Drug Cash Smuggling Booming On US-Mexico Border
email this pageprint this pageemail usTim Gaynor - Reuters


The busts are widespread at border stations from California to Texas, where agents in Laredo plucked $1.7 million in notes from the quarter panels of a southbound Honda Accord in an incident in February that set a port record.
Tijuana - When the Mexican customs light blinked red at the border crossing with the United States, the driver of the white Chrysler van panicked, put his foot on the gas pedal and made a dash south for Tijuana.

Stopped a few hundred yards down the road, agents found $1,023,000 dollars in $20, $50 and $100 bills crammed into the dash, glove box and even the cloth seat backs of the vehicle traveling from Los Angeles.

For decades, U.S. law enforcement agencies have clamped down on Mexican drug cartels hauling cocaine, marijuana, heroin and amphetamines north over an ever-more tightly watched border to the United States.

Now, with stricter controls on bank accounts and wire transfers, officials are concerned that drug gangs are increasingly running illicit profits back to Mexico in piles of hard cash in cars, trucks and even on foot.

U.S. authorities have seized almost $40 million in bank notes headed into Mexico since 2002 and say cases like that of the van, which was stopped at random crossing into Tijuana in June, are just the tip of the iceberg.

"Bulk currency smuggling is probably the most important part in the war on drugs, although it's not addressed as widely as it should be in law enforcement circles," said Dan Burke, U.S. Immigration and Customs Enforcement supervisory special agent in San Diego.

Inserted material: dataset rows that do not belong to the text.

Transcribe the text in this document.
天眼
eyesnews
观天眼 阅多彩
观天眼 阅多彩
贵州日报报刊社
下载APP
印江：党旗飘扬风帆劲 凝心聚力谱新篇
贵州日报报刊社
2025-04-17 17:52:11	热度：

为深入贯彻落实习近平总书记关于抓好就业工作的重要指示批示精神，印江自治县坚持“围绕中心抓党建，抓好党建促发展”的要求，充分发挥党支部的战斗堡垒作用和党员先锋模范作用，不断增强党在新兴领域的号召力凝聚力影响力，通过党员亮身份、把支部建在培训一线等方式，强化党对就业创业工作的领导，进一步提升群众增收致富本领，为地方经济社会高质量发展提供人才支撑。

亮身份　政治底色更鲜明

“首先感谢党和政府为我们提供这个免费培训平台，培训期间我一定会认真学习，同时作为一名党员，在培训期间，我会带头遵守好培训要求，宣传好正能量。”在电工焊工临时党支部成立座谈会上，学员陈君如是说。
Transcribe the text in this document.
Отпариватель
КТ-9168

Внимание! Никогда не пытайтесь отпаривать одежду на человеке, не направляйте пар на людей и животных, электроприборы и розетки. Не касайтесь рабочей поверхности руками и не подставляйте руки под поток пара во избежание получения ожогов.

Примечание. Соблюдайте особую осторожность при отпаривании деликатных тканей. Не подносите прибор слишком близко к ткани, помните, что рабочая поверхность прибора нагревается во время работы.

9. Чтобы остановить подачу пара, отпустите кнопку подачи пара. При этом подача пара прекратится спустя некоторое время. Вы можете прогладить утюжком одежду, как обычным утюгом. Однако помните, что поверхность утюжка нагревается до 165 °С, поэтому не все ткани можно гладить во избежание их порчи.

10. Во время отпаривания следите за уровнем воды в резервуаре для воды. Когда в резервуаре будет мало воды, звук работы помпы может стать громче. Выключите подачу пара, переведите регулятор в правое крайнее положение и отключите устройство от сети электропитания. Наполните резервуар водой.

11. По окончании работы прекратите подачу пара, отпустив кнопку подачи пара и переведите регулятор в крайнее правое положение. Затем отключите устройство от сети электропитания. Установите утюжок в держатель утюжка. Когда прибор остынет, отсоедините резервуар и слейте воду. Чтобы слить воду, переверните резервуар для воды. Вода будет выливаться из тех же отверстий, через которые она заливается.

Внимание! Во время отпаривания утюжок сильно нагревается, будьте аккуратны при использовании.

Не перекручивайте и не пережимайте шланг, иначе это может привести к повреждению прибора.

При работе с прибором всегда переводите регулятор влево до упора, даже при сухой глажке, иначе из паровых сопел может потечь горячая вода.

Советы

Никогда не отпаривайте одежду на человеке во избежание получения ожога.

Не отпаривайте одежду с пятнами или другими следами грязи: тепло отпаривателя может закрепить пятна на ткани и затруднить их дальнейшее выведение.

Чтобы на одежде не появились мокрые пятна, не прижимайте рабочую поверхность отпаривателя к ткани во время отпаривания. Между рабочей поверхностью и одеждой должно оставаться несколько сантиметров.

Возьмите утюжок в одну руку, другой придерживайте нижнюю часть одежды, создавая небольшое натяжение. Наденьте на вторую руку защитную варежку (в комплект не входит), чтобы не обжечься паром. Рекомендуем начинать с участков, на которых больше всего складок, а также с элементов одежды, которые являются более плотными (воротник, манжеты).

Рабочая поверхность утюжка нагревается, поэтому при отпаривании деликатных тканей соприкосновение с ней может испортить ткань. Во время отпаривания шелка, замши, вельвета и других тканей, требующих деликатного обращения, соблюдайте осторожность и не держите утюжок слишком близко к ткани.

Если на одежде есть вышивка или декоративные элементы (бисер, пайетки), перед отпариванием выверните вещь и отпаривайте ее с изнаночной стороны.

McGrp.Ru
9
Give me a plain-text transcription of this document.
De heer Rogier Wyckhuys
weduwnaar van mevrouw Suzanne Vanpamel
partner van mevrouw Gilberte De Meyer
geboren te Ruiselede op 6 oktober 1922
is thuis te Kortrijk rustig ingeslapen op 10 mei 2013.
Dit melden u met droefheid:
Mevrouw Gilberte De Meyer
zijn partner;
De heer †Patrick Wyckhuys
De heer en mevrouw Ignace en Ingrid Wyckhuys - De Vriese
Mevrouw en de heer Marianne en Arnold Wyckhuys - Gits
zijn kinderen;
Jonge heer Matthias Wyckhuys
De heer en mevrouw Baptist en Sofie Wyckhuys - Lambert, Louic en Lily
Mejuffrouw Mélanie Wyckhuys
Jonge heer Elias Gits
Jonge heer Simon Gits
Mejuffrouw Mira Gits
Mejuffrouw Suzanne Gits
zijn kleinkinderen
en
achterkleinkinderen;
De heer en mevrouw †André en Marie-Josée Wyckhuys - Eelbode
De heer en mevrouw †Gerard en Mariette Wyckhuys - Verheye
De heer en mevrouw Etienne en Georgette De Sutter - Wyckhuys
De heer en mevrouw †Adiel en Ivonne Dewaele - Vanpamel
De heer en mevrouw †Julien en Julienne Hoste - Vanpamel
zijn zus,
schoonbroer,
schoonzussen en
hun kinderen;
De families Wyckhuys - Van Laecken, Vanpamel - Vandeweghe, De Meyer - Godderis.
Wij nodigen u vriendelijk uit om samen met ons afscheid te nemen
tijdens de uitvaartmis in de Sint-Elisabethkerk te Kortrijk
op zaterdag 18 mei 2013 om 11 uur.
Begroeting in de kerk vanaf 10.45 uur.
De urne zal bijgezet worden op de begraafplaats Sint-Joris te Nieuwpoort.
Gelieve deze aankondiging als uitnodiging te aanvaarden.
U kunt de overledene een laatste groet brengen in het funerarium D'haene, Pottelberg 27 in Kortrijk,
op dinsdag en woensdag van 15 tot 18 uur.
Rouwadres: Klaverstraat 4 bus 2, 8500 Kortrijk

"Usually when you get a million bucks there's a lot of high-fiving going on, but every single day $1-$2 million in drug money goes across the border here undetected," he added.

Strictly Cash

For years, drug gangs bought up houses, cars and luxury goods with cash in the United States and banked billions in profits to send back to Mexican and Colombian suppliers through electronic transfers.

But in 2000, the U.S. Bank Secrecy Act slapped reporting requirements on all cash transactions over $10,000, curtailing the cartels' spending sprees and making cash smuggling attractive for repatriating earnings, agents say.

"Wire transfers and bank accounts can be traced and assets seized, as can investments such as condos and horses and so on," said John Fernandes, the U.S. Drug Enforcement Administration's special agent in charge in San Diego.

"The predominant method now for the cartels is to say, 'Give me the cash; I'll handle it once it's south of the border,"' he added.

Once in Mexico, where banking oversight is less strict and corruption rife, bundles of greenbacks are laundered through businesses including currency exchange houses and construction projects in cities such as Tijuana, Guadalajara and the Caribbean resort of Cancun.

Law enforcement agencies have no estimate for the amount of drug profits flowing back over the border in cash each year, although U.S. Bureau of Customs and Border Protection figures indicate that it is on the rise.

While the number of currency seizures has remained steady at around 300 in recent years along the border, the average value of each almost doubled to $38,200 in the first months of this year, up from $21,600 in 2002.

The busts are widespread at border stations from California to Texas, where agents in Laredo plucked $1.7 million in notes from the quarter panels of a southbound Honda Accord in an incident in February that set a port record.

Hard currency seizures are also vigorous within the interior of the United States, where the Federal Bureau of Investigation netted $12 million bound for the so-called Juarez cartel in just one operation last year, dubbed "Baja Kings."

The Weakest Link

Law enforcement agents working to hunt down drug proceeds say that while banking laws are adequate to crack down on money laundering in the United States, cross-border cash smuggling remains a weak link.

At present bulk currency seizures are made through intelligence tips and random outbound operations at dozens of border stations along the U.S. side of the 2,000-mile (3,200-km) border.

In Mexico, meanwhile, searches are left to chance as cars and pedestrians are only stopped and searched if they trigger a red light, which flashes randomly, at a customs service post, either at the border or at inland checkpoints dubbed "retenes."

As the result of campaigning within the law enforcement community Burke has succeeded in getting a sign put up just north of the Mexico border near San Diego, warning drivers they must declare "currency or negotiable instruments" over $10,000, which he counts a small victory.

"The biggest problem is the lack of outbound facilities (to carry out searches) and the lack of a method to search vehicles going into Mexico for currency," Burke said.

"We get our victories here and there, we seize $100,000 or $200,000 here or there, but I know at the back of my mind that I'm not even making an impact," he added.